The basal encephalocele (BEC) is the rarest form of encephalocele, with an incidence of about 1/35,000 live births. The incidence of its subtype, sphenoidal BEC, is even lower at about 1/700,000 live births. The aim of this study was to propose the optimal surgical approach to repairing BEC, with special attention to the reconstruction of the skull base bone defect.


Fourteen consecutive pediatric patients with BEC who underwent surgical repair between March 2004 and March 2020 (10 boys and 4 girls, age 25 days to 7 years, median age 4 months) were enrolled. The follow-up period of the surviving patients ranged from 53 to192 months (mean 119.8 months). The patient demographics, BEC subtypes, preoperative clinical condition, radiographic findings, surgical procedures, and postoperative course were retrospectively analyzed.


There were 4, 8, and 2 cases of sphenoidal BEC, sphenoethmoidal BEC, and ethmoidal BEC, respectively. The size of the bone defect was small in 3 patients, medium in 7, and large in 4 patients. All the patients with sphenoethmoidal and ethmoidal BEC showed associated congenital anomalies other than cleft palate. In total, 25 operations were performed. Two patients underwent multiple operations, whereas the remaining 9 patients received only 1 operation. The transoral transpalatal approach was the initial procedure used in all 14 patients. The transfrontobasal approach was applied as an additional procedure in 2 patients and as part of a 1-stage combined operation in 2 patients. Autograft bone alone was used for skull base reconstruction in 17 early operations. A titanium mesh/plate was used in the remaining 8 operations without any perioperative complications. All BECs were successfully repaired. Three patients died during the clinical course due to causes unrelated to their surgery.

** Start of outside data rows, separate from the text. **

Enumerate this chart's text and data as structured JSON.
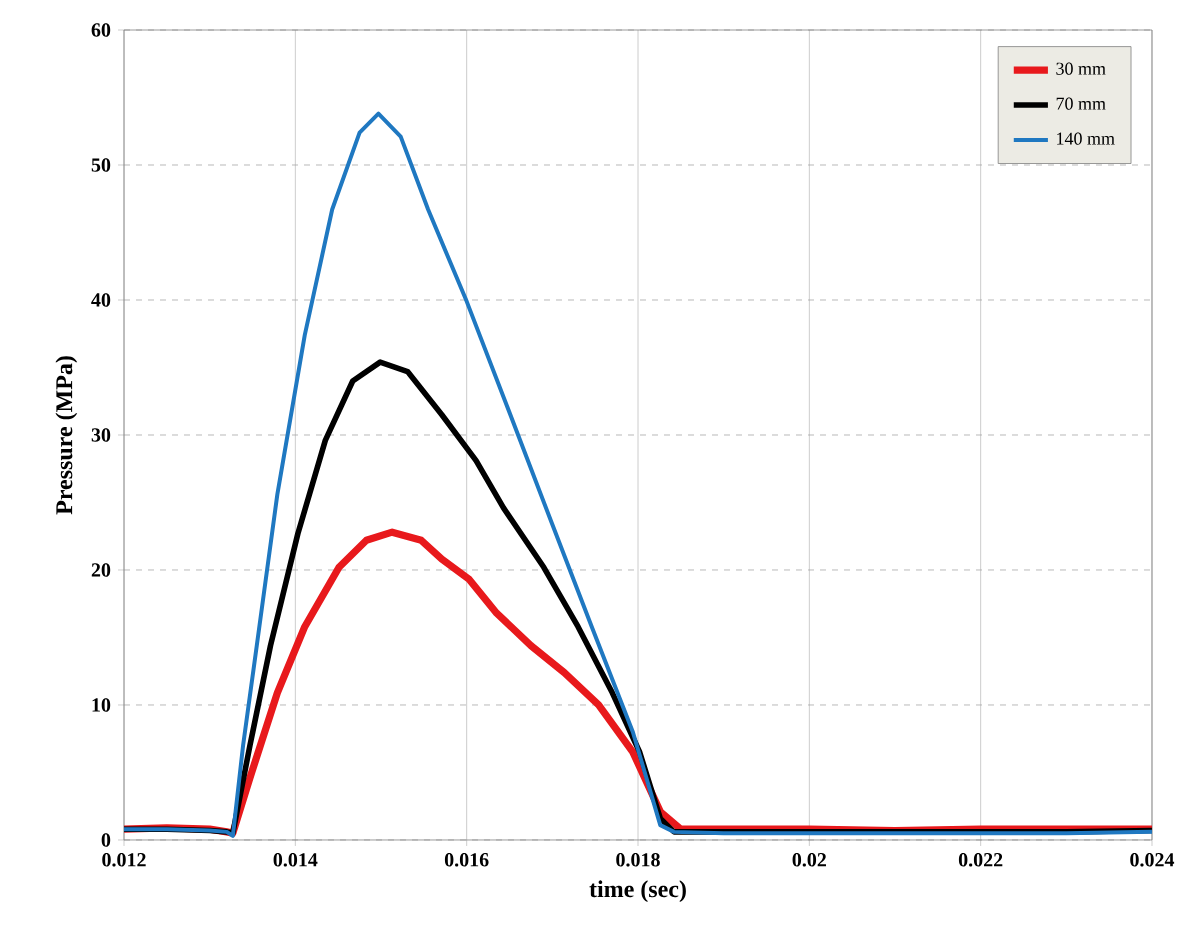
{
  "chart_data": {
    "type": "line",
    "xlabel": "time (sec)",
    "ylabel": "Pressure (MPa)",
    "xlim": [
      0.012,
      0.024
    ],
    "ylim": [
      0,
      60
    ],
    "xticks": [
      {
        "value": 0.012,
        "label": "0.012"
      },
      {
        "value": 0.014,
        "label": "0.014"
      },
      {
        "value": 0.016,
        "label": "0.016"
      },
      {
        "value": 0.018,
        "label": "0.018"
      },
      {
        "value": 0.02,
        "label": "0.02"
      },
      {
        "value": 0.022,
        "label": "0.022"
      },
      {
        "value": 0.024,
        "label": "0.024"
      }
    ],
    "yticks": [
      0,
      10,
      20,
      30,
      40,
      50,
      60
    ],
    "grid": true,
    "legend": "top right",
    "marker": "none",
    "line_style": "solid",
    "series": [
      {
        "name": "30 mm",
        "color": "#e8191c",
        "x": [
          0.012,
          0.0125,
          0.013,
          0.0132,
          0.01327,
          0.01347,
          0.01379,
          0.01411,
          0.01451,
          0.01483,
          0.01513,
          0.01547,
          0.01571,
          0.01603,
          0.01635,
          0.01675,
          0.01714,
          0.01754,
          0.01794,
          0.01826,
          0.0185,
          0.019,
          0.02,
          0.021,
          0.022,
          0.023,
          0.024
        ],
        "values": [
          0.8,
          0.9,
          0.8,
          0.6,
          0.5,
          4.6,
          10.9,
          15.8,
          20.2,
          22.2,
          22.8,
          22.2,
          20.8,
          19.3,
          16.8,
          14.4,
          12.4,
          10,
          6.5,
          2.1,
          0.8,
          0.8,
          0.8,
          0.7,
          0.8,
          0.8,
          0.8
        ]
      },
      {
        "name": "70 mm",
        "color": "#000000",
        "x": [
          0.012,
          0.0125,
          0.013,
          0.0132,
          0.01327,
          0.01347,
          0.01371,
          0.01403,
          0.01435,
          0.01467,
          0.01499,
          0.01531,
          0.01571,
          0.01611,
          0.01643,
          0.0169,
          0.0173,
          0.0177,
          0.01802,
          0.01826,
          0.01842,
          0.019,
          0.02,
          0.021,
          0.022,
          0.023,
          0.024
        ],
        "values": [
          0.8,
          0.8,
          0.7,
          0.6,
          0.5,
          7,
          14.4,
          22.7,
          29.6,
          34,
          35.4,
          34.7,
          31.5,
          28.1,
          24.6,
          20.2,
          15.8,
          10.9,
          6.5,
          1.6,
          0.6,
          0.6,
          0.6,
          0.6,
          0.6,
          0.6,
          0.7
        ]
      },
      {
        "name": "140 mm",
        "color": "#1f78c1",
        "x": [
          0.012,
          0.0125,
          0.013,
          0.0132,
          0.01327,
          0.01339,
          0.01355,
          0.01379,
          0.01411,
          0.01443,
          0.01475,
          0.01497,
          0.01523,
          0.01555,
          0.016,
          0.01651,
          0.01698,
          0.01746,
          0.01794,
          0.01826,
          0.01842,
          0.019,
          0.02,
          0.021,
          0.022,
          0.023,
          0.024
        ],
        "values": [
          0.8,
          0.8,
          0.7,
          0.6,
          0.3,
          7,
          14.4,
          25.6,
          37.4,
          46.7,
          52.4,
          53.8,
          52.1,
          46.7,
          39.9,
          31.5,
          23.7,
          15.8,
          8,
          1.1,
          0.6,
          0.5,
          0.5,
          0.5,
          0.5,
          0.5,
          0.6
        ]
      }
    ]
  }
}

All but one of the surviving patients started growth hormone replacement therapy before school age.


Based on the authors’ limited experience, the key to successful BEC repair involves circumferential dissection of the BEC and a firm reconstruction of the skull base bone defect with a titanium plate/mesh. The transoral transpalatal approach is a promising, reliable procedure that may be used in the initial operation. When a cleft palate is absent, transnasal endoscopic repair is recommended. The transfrontobasal approach should be reserved for cases with a huge BEC and other anomalies. Long-term prognosis is apparently favorable in survivors.